Heggenmussen
|
Kleinood uit 1904 |
Snuffelend
in mijn boekenkast tussen de vele tuinboeken stuit ik op het kleine
‘Wandelboekje’ van E. Heimans en Jac. P. Thijsse. Derde druk, Amsterdam – 1904
– W. Versluys. Het is bedoeld ‘… voor Natuurvrienden.’ Daar reken ik mijzelf
ook toe en voorzichtig doe ik het boekje open - het heeft zijn beste tijd wel
gehad.
In
het Voorbericht geven de samenstellers een toelichting op het hoe en waarom van
dit kleinood. Het is bedoeld om aan kinderen mee te geven op wandelingen ‘om te
leeren opmerken; … en met open oogen rond te zien in de natuur, en dat tevens
eenig antwoord moest geven op vele van de vragen over
levende-natuur-voorwerpen, die kinderen hun ouders of onderwijzers op
dergelijke wandelingen plegen te stellen.’ Kom daar nu nog eens om. Na drie
paginaatjes wordt de inleiding besloten met deze volzin: ‘En hiermee zij ook
dit boekje ieder aanbevolen, die gelooft, dat kennis en liefde voor de natuur
zoo jong mogelijk moet aangebracht worden, en dat een innige omgang met onze
mooie en belangwekkende bloemen- en dierenwereld ook het armste leven iets
rijker kan maken.’
Nu
voel ik mij nog meer aangesproken; honderdveertien jaren vallen als bij
toverslag weg. Want door het jaar heen mag ik mijn kleinkinderen graag wijzen op
planten en beestjes in mijn tuin en ook als ik niet voor honderd procent hun
aandacht heb, denk ik toch dat er iets van mijn enthousiasme in die kleine
hersenpannetjes achterblijft. Wacht maar tot ze volwassen zijn en hun eerste
eigen huis met tuin betrekken: dan komen oma’s tuinverhalen vanzelf weer
bovendrijven!
Voorzichtig
sla ik de bladzijden om. Een prachtige tekening van een winterkoninkje. ‘of
Klein Jantje’ staat erachter. Een bladzijde verder wordt de merel genoemd:
merel (gieteling of zwarte lijster). Zeer lezenswaard zijn ook de besprekingen
per maand, te beginnen met maart. Maar nu is het april, met ‘Kikkervischje of
Donderpadden’.
|
'Donderpadden' |
In keurige rubriekjes wordt de maand besproken: ‘in park en
tuin, in de duinen, op den akker en in den moestuin’.
Ha,
een moestuintje heb ik óók en dat is nog leeg. Het ‘Wandelboekje’ raadt
koolsoorten aan maar daar heb ik geen ruimte voor. ‘… boonen worden gelegd.’
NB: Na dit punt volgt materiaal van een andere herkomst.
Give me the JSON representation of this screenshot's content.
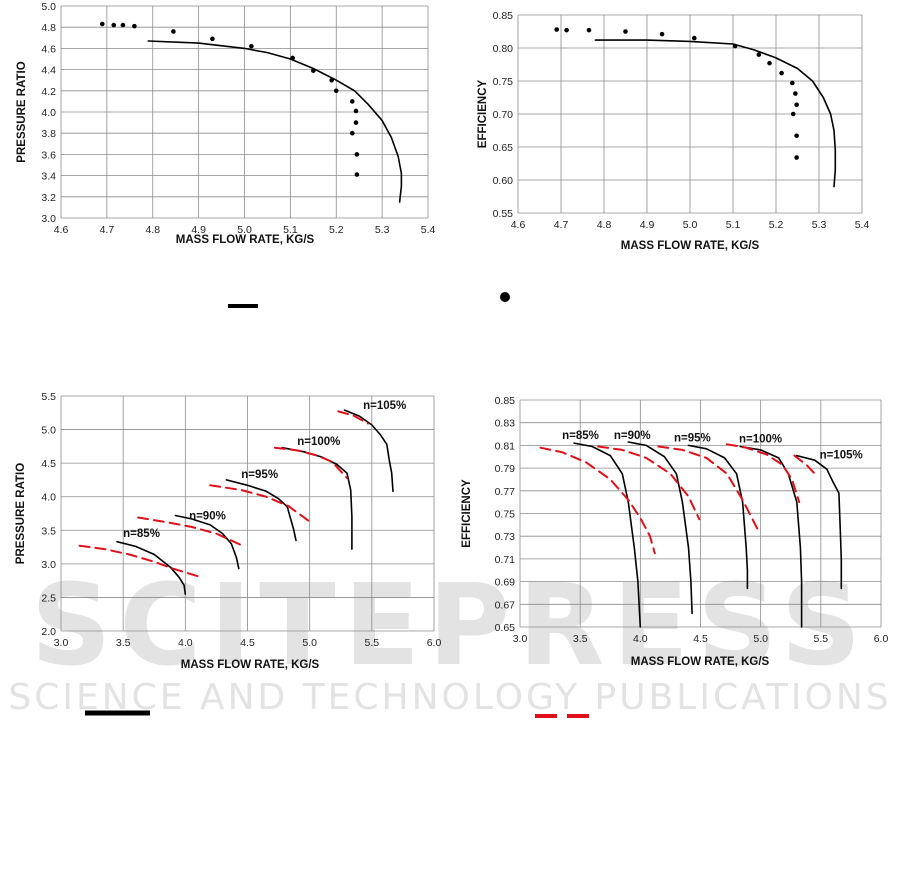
{
  "watermark": {
    "big": "SCITEPRESS",
    "sub": "SCIENCE AND TECHNOLOGY PUBLICATIONS"
  },
  "colors": {
    "grid": "#8c8c8c",
    "black": "#000000",
    "red": "#e0101a",
    "watermark": "#e3e3e3"
  },
  "chart_data": [
    {
      "type": "line",
      "xlabel": "MASS FLOW RATE, KG/S",
      "ylabel": "PRESSURE RATIO",
      "xlim": [
        4.6,
        5.4
      ],
      "ylim": [
        3.0,
        5.0
      ],
      "xticks": [
        "4.6",
        "4.7",
        "4.8",
        "4.9",
        "5.0",
        "5.1",
        "5.2",
        "5.3",
        "5.4"
      ],
      "yticks": [
        "3.0",
        "3.2",
        "3.4",
        "3.6",
        "3.8",
        "4.0",
        "4.2",
        "4.4",
        "4.6",
        "4.8",
        "5.0"
      ],
      "grid": "major, both axes",
      "series": [
        {
          "kind": "line",
          "color": "#000000",
          "points": [
            [
              4.79,
              4.67
            ],
            [
              4.9,
              4.65
            ],
            [
              5.0,
              4.6
            ],
            [
              5.05,
              4.56
            ],
            [
              5.1,
              4.5
            ],
            [
              5.15,
              4.41
            ],
            [
              5.2,
              4.3
            ],
            [
              5.24,
              4.2
            ],
            [
              5.27,
              4.07
            ],
            [
              5.3,
              3.92
            ],
            [
              5.32,
              3.76
            ],
            [
              5.335,
              3.58
            ],
            [
              5.342,
              3.42
            ],
            [
              5.342,
              3.3
            ],
            [
              5.338,
              3.15
            ]
          ]
        },
        {
          "kind": "markers",
          "color": "#000000",
          "points": [
            [
              4.69,
              4.83
            ],
            [
              4.715,
              4.82
            ],
            [
              4.735,
              4.82
            ],
            [
              4.76,
              4.81
            ],
            [
              4.845,
              4.76
            ],
            [
              4.93,
              4.69
            ],
            [
              5.015,
              4.62
            ],
            [
              5.105,
              4.51
            ],
            [
              5.15,
              4.39
            ],
            [
              5.19,
              4.3
            ],
            [
              5.2,
              4.2
            ],
            [
              5.235,
              4.1
            ],
            [
              5.243,
              4.01
            ],
            [
              5.243,
              3.9
            ],
            [
              5.235,
              3.8
            ],
            [
              5.245,
              3.6
            ],
            [
              5.245,
              3.41
            ]
          ]
        }
      ]
    },
    {
      "type": "line",
      "xlabel": "MASS FLOW RATE, KG/S",
      "ylabel": "EFFICIENCY",
      "xlim": [
        4.6,
        5.4
      ],
      "ylim": [
        0.55,
        0.85
      ],
      "xticks": [
        "4.6",
        "4.7",
        "4.8",
        "4.9",
        "5.0",
        "5.1",
        "5.2",
        "5.3",
        "5.4"
      ],
      "yticks": [
        "0.55",
        "0.60",
        "0.65",
        "0.70",
        "0.75",
        "0.80",
        "0.85"
      ],
      "grid": "major, both axes",
      "series": [
        {
          "kind": "line",
          "color": "#000000",
          "points": [
            [
              4.78,
              0.812
            ],
            [
              4.9,
              0.812
            ],
            [
              5.0,
              0.81
            ],
            [
              5.1,
              0.806
            ],
            [
              5.15,
              0.797
            ],
            [
              5.2,
              0.785
            ],
            [
              5.25,
              0.769
            ],
            [
              5.285,
              0.75
            ],
            [
              5.31,
              0.725
            ],
            [
              5.327,
              0.7
            ],
            [
              5.335,
              0.675
            ],
            [
              5.338,
              0.645
            ],
            [
              5.338,
              0.615
            ],
            [
              5.335,
              0.59
            ]
          ]
        },
        {
          "kind": "markers",
          "color": "#000000",
          "points": [
            [
              4.69,
              0.828
            ],
            [
              4.713,
              0.827
            ],
            [
              4.765,
              0.827
            ],
            [
              4.85,
              0.825
            ],
            [
              4.935,
              0.821
            ],
            [
              5.01,
              0.815
            ],
            [
              5.105,
              0.803
            ],
            [
              5.16,
              0.79
            ],
            [
              5.185,
              0.777
            ],
            [
              5.213,
              0.762
            ],
            [
              5.238,
              0.747
            ],
            [
              5.245,
              0.731
            ],
            [
              5.248,
              0.714
            ],
            [
              5.24,
              0.7
            ],
            [
              5.248,
              0.667
            ],
            [
              5.248,
              0.634
            ]
          ]
        }
      ]
    },
    {
      "type": "line",
      "xlabel": "MASS FLOW RATE, KG/S",
      "ylabel": "PRESSURE RATIO",
      "xlim": [
        3.0,
        6.0
      ],
      "ylim": [
        2.0,
        5.5
      ],
      "xticks": [
        "3.0",
        "3.5",
        "4.0",
        "4.5",
        "5.0",
        "5.5",
        "6.0"
      ],
      "yticks": [
        "2.0",
        "2.5",
        "3.0",
        "3.5",
        "4.0",
        "4.5",
        "5.0",
        "5.5"
      ],
      "grid": "major, both axes",
      "annotations": [
        {
          "text": "n=85%",
          "x": 3.5,
          "y": 3.4
        },
        {
          "text": "n=90%",
          "x": 4.03,
          "y": 3.66
        },
        {
          "text": "n=95%",
          "x": 4.45,
          "y": 4.28
        },
        {
          "text": "n=100%",
          "x": 4.9,
          "y": 4.77
        },
        {
          "text": "n=105%",
          "x": 5.43,
          "y": 5.31
        }
      ],
      "series": [
        {
          "kind": "line",
          "color": "#000000",
          "points": [
            [
              3.45,
              3.33
            ],
            [
              3.6,
              3.26
            ],
            [
              3.75,
              3.14
            ],
            [
              3.88,
              2.95
            ],
            [
              3.95,
              2.8
            ],
            [
              3.99,
              2.68
            ],
            [
              4.0,
              2.55
            ]
          ]
        },
        {
          "kind": "dashed",
          "color": "#e0101a",
          "points": [
            [
              3.15,
              3.27
            ],
            [
              3.35,
              3.22
            ],
            [
              3.55,
              3.14
            ],
            [
              3.75,
              3.03
            ],
            [
              3.9,
              2.93
            ],
            [
              4.13,
              2.8
            ]
          ]
        },
        {
          "kind": "line",
          "color": "#000000",
          "points": [
            [
              3.92,
              3.72
            ],
            [
              4.05,
              3.67
            ],
            [
              4.2,
              3.58
            ],
            [
              4.3,
              3.45
            ],
            [
              4.37,
              3.3
            ],
            [
              4.41,
              3.1
            ],
            [
              4.43,
              2.93
            ]
          ]
        },
        {
          "kind": "dashed",
          "color": "#e0101a",
          "points": [
            [
              3.62,
              3.69
            ],
            [
              3.85,
              3.62
            ],
            [
              4.05,
              3.55
            ],
            [
              4.25,
              3.45
            ],
            [
              4.45,
              3.28
            ]
          ]
        },
        {
          "kind": "line",
          "color": "#000000",
          "points": [
            [
              4.33,
              4.25
            ],
            [
              4.5,
              4.17
            ],
            [
              4.65,
              4.08
            ],
            [
              4.75,
              3.97
            ],
            [
              4.82,
              3.85
            ],
            [
              4.85,
              3.65
            ],
            [
              4.87,
              3.52
            ],
            [
              4.89,
              3.35
            ]
          ]
        },
        {
          "kind": "dashed",
          "color": "#e0101a",
          "points": [
            [
              4.2,
              4.17
            ],
            [
              4.45,
              4.1
            ],
            [
              4.65,
              4.0
            ],
            [
              4.83,
              3.86
            ],
            [
              5.0,
              3.63
            ]
          ]
        },
        {
          "kind": "line",
          "color": "#000000",
          "points": [
            [
              4.78,
              4.73
            ],
            [
              4.95,
              4.67
            ],
            [
              5.1,
              4.59
            ],
            [
              5.22,
              4.48
            ],
            [
              5.3,
              4.35
            ],
            [
              5.33,
              4.1
            ],
            [
              5.34,
              3.7
            ],
            [
              5.34,
              3.22
            ]
          ]
        },
        {
          "kind": "dashed",
          "color": "#e0101a",
          "points": [
            [
              4.72,
              4.73
            ],
            [
              4.9,
              4.69
            ],
            [
              5.05,
              4.62
            ],
            [
              5.18,
              4.52
            ],
            [
              5.3,
              4.28
            ]
          ]
        },
        {
          "kind": "line",
          "color": "#000000",
          "points": [
            [
              5.28,
              5.29
            ],
            [
              5.4,
              5.2
            ],
            [
              5.5,
              5.07
            ],
            [
              5.57,
              4.92
            ],
            [
              5.62,
              4.78
            ],
            [
              5.64,
              4.55
            ],
            [
              5.66,
              4.35
            ],
            [
              5.67,
              4.08
            ]
          ]
        },
        {
          "kind": "dashed",
          "color": "#e0101a",
          "points": [
            [
              5.23,
              5.27
            ],
            [
              5.35,
              5.21
            ],
            [
              5.47,
              5.09
            ]
          ]
        }
      ]
    },
    {
      "type": "line",
      "xlabel": "MASS FLOW RATE, KG/S",
      "ylabel": "EFFICIENCY",
      "xlim": [
        3.0,
        6.0
      ],
      "ylim": [
        0.65,
        0.85
      ],
      "xticks": [
        "3.0",
        "3.5",
        "4.0",
        "4.5",
        "5.0",
        "5.5",
        "6.0"
      ],
      "yticks": [
        "0.65",
        "0.67",
        "0.69",
        "0.71",
        "0.73",
        "0.75",
        "0.77",
        "0.79",
        "0.81",
        "0.83",
        "0.85"
      ],
      "grid": "major, both axes",
      "annotations": [
        {
          "text": "n=85%",
          "x": 3.35,
          "y": 0.8155
        },
        {
          "text": "n=90%",
          "x": 3.78,
          "y": 0.8155
        },
        {
          "text": "n=95%",
          "x": 4.28,
          "y": 0.8135
        },
        {
          "text": "n=100%",
          "x": 4.82,
          "y": 0.8125
        },
        {
          "text": "n=105%",
          "x": 5.49,
          "y": 0.7985
        }
      ],
      "series": [
        {
          "kind": "line",
          "color": "#000000",
          "points": [
            [
              3.45,
              0.812
            ],
            [
              3.6,
              0.809
            ],
            [
              3.75,
              0.801
            ],
            [
              3.85,
              0.785
            ],
            [
              3.9,
              0.76
            ],
            [
              3.95,
              0.72
            ],
            [
              3.98,
              0.69
            ],
            [
              4.0,
              0.65
            ]
          ]
        },
        {
          "kind": "dashed",
          "color": "#e0101a",
          "points": [
            [
              3.17,
              0.808
            ],
            [
              3.35,
              0.804
            ],
            [
              3.55,
              0.795
            ],
            [
              3.75,
              0.78
            ],
            [
              3.9,
              0.762
            ],
            [
              4.0,
              0.746
            ],
            [
              4.08,
              0.73
            ],
            [
              4.12,
              0.715
            ]
          ]
        },
        {
          "kind": "line",
          "color": "#000000",
          "points": [
            [
              3.9,
              0.813
            ],
            [
              4.05,
              0.81
            ],
            [
              4.2,
              0.8
            ],
            [
              4.3,
              0.785
            ],
            [
              4.35,
              0.76
            ],
            [
              4.4,
              0.72
            ],
            [
              4.42,
              0.69
            ],
            [
              4.43,
              0.662
            ]
          ]
        },
        {
          "kind": "dashed",
          "color": "#e0101a",
          "points": [
            [
              3.65,
              0.809
            ],
            [
              3.85,
              0.806
            ],
            [
              4.05,
              0.799
            ],
            [
              4.25,
              0.785
            ],
            [
              4.4,
              0.765
            ],
            [
              4.49,
              0.745
            ]
          ]
        },
        {
          "kind": "line",
          "color": "#000000",
          "points": [
            [
              4.4,
              0.81
            ],
            [
              4.55,
              0.807
            ],
            [
              4.7,
              0.799
            ],
            [
              4.8,
              0.785
            ],
            [
              4.85,
              0.76
            ],
            [
              4.88,
              0.72
            ],
            [
              4.89,
              0.7
            ],
            [
              4.89,
              0.684
            ]
          ]
        },
        {
          "kind": "dashed",
          "color": "#e0101a",
          "points": [
            [
              4.15,
              0.809
            ],
            [
              4.35,
              0.806
            ],
            [
              4.55,
              0.799
            ],
            [
              4.72,
              0.785
            ],
            [
              4.85,
              0.762
            ],
            [
              4.98,
              0.735
            ]
          ]
        },
        {
          "kind": "line",
          "color": "#000000",
          "points": [
            [
              4.83,
              0.809
            ],
            [
              5.0,
              0.806
            ],
            [
              5.15,
              0.799
            ],
            [
              5.23,
              0.785
            ],
            [
              5.3,
              0.76
            ],
            [
              5.33,
              0.72
            ],
            [
              5.34,
              0.69
            ],
            [
              5.34,
              0.65
            ]
          ]
        },
        {
          "kind": "dashed",
          "color": "#e0101a",
          "points": [
            [
              4.72,
              0.811
            ],
            [
              4.88,
              0.808
            ],
            [
              5.05,
              0.802
            ],
            [
              5.18,
              0.793
            ],
            [
              5.26,
              0.78
            ],
            [
              5.32,
              0.76
            ]
          ]
        },
        {
          "kind": "line",
          "color": "#000000",
          "points": [
            [
              5.3,
              0.801
            ],
            [
              5.45,
              0.797
            ],
            [
              5.55,
              0.789
            ],
            [
              5.6,
              0.778
            ],
            [
              5.65,
              0.768
            ],
            [
              5.66,
              0.74
            ],
            [
              5.67,
              0.71
            ],
            [
              5.67,
              0.684
            ]
          ]
        },
        {
          "kind": "dashed",
          "color": "#e0101a",
          "points": [
            [
              5.28,
              0.801
            ],
            [
              5.38,
              0.793
            ],
            [
              5.45,
              0.785
            ]
          ]
        }
      ]
    }
  ]
}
Dat klinkt overzichtelijk en vooral ook niet moeilijk. ‘Andijvie, kropsla,
spinazie, knollen en wortelen worden gezaaid, uien en mangelwortelen geplant.’
Hé, dat komt in de richting van de AH-moestuintjes op de vensterbank. Alleen
ben ik daar de mangelwortelen nog niet tegengekomen. Zijn dat wortelen die
gemangeld moeten worden: ‘zwaar in verdrukking gebracht’?
In
1790 verscheen het boek ‘Het gebruik van de Schaarsheid- of Mangelwortel’. Koeien
die met deze wortels gevoerd worden ‘… geeven beide uitmuntende melk en boter.’
Maar ik heb geen koeien. Alleen die moestuinpotjes met groenten en ook nog
zonnebloemen.
Het
bijzondere ‘Wandelboekje’ met prachtige zwart/verschoten wit tekeningen zet ik
voorzichtig terug in de boekenkast.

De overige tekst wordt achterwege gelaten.